Ketika Perang Teluk 1991 mengganggu perayaan Karnaval di Jerman, Tschorn memutuskan untuk membantu para kliennya memulihkan pendapatan yang hilang. Terinspirasi oleh pesta Halloween militer AS tahunan yang diadakan di Kastil Frankenstein, Tschorn mulai mengirimkan siaran pers tahunan yang menggembar-gemborkan Halloween sebagai festival baru. Ini, pada gilirannya, mengilhami pertumbuhan Halloween di negara ini.
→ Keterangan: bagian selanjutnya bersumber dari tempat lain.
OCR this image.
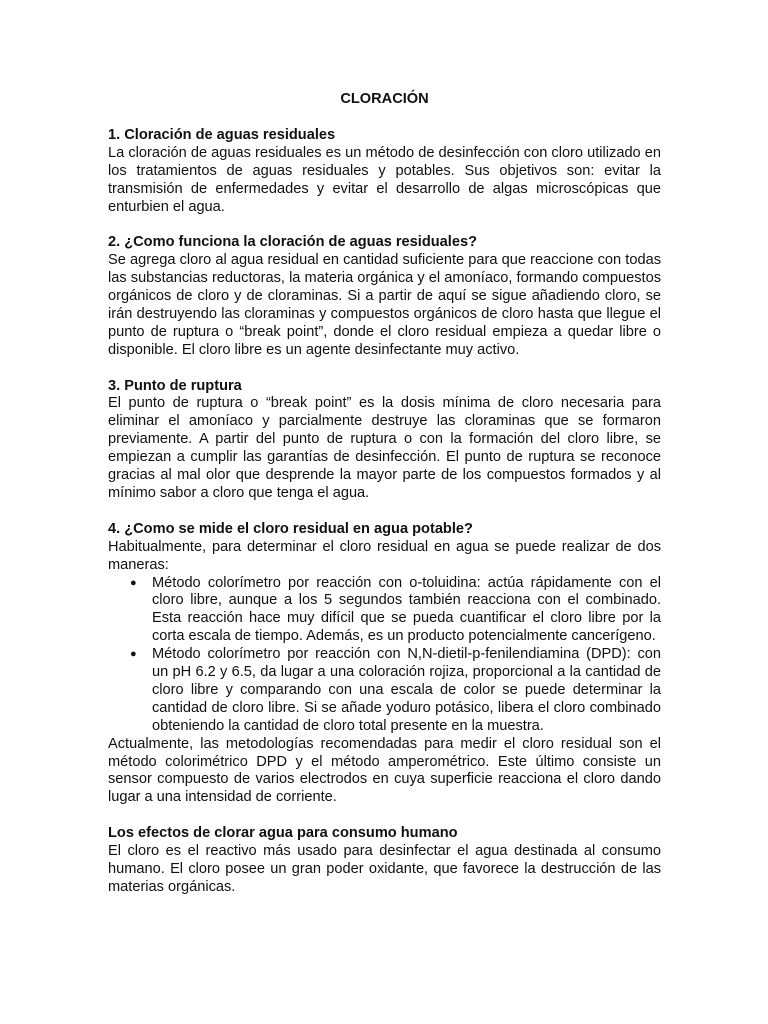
CLORACIÓN
1. Cloración de aguas residuales

La cloración de aguas residuales es un método de desinfección con cloro utilizado en los tratamientos de aguas residuales y potables. Sus objetivos son: evitar la transmisión de enfermedades y evitar el desarrollo de algas microscópicas que enturbien el agua.

2. ¿Como funciona la cloración de aguas residuales?

Se agrega cloro al agua residual en cantidad suficiente para que reaccione con todas las substancias reductoras, la materia orgánica y el amoníaco, formando compuestos orgánicos de cloro y de cloraminas. Si a partir de aquí se sigue añadiendo cloro, se irán destruyendo las cloraminas y compuestos orgánicos de cloro hasta que llegue el punto de ruptura o “break point”, donde el cloro residual empieza a quedar libre o disponible. El cloro libre es un agente desinfectante muy activo.

3. Punto de ruptura

El punto de ruptura o “break point” es la dosis mínima de cloro necesaria para eliminar el amoníaco y parcialmente destruye las cloraminas que se formaron previamente. A partir del punto de ruptura o con la formación del cloro libre, se empiezan a cumplir las garantías de desinfección. El punto de ruptura se reconoce gracias al mal olor que desprende la mayor parte de los compuestos formados y al mínimo sabor a cloro que tenga el agua.

4. ¿Como se mide el cloro residual en agua potable?

Habitualmente, para determinar el cloro residual en agua se puede realizar de dos maneras:

● Método colorímetro por reacción con o-toluidina: actúa rápidamente con el cloro libre, aunque a los 5 segundos también reacciona con el combinado. Esta reacción hace muy difícil que se pueda cuantificar el cloro libre por la corta escala de tiempo. Además, es un producto potencialmente cancerígeno.
● Método colorímetro por reacción con N,N-dietil-p-fenilendiamina (DPD): con un pH 6.2 y 6.5, da lugar a una coloración rojiza, proporcional a la cantidad de cloro libre y comparando con una escala de color se puede determinar la cantidad de cloro libre. Si se añade yoduro potásico, libera el cloro combinado obteniendo la cantidad de cloro total presente en la muestra.

Actualmente, las metodologías recomendadas para medir el cloro residual son el método colorimétrico DPD y el método amperométrico. Este último consiste un sensor compuesto de varios electrodos en cuya superficie reacciona el cloro dando lugar a una intensidad de corriente.

Los efectos de clorar agua para consumo humano

El cloro es el reactivo más usado para desinfectar el agua destinada al consumo humano. El cloro posee un gran poder oxidante, que favorece la destrucción de las materias orgánicas.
Di belahan dunia lain, orang-orang Jepang merayakan dengan gaya mereka sendiri. Alih-alih trick-or-treating atau mendekorasi rumah mereka, mereka sering menikmati alter-ego, hiburan "permainan kostum" yang menunjukkan sisi lain diri mereka.

Apa yang dimulai di Tokyo Disney Resort itu kini telah tumpah ke jalanan. Parade Labu Halo Halloween Haraiuku-Omotesando tahunan menarik ribuan anak-anak berkostum, dan kerumunan yang menonton Parade Halloween Kawasaki membengkak menjadi lebih dari 100.000, menurut BBC.

Meski Halloween kini sangat populer, banyak orang dengan keras menentang festival itu di negara mereka. Alasannya karena keberatan agama atau ketakutan akan imperialisme budaya.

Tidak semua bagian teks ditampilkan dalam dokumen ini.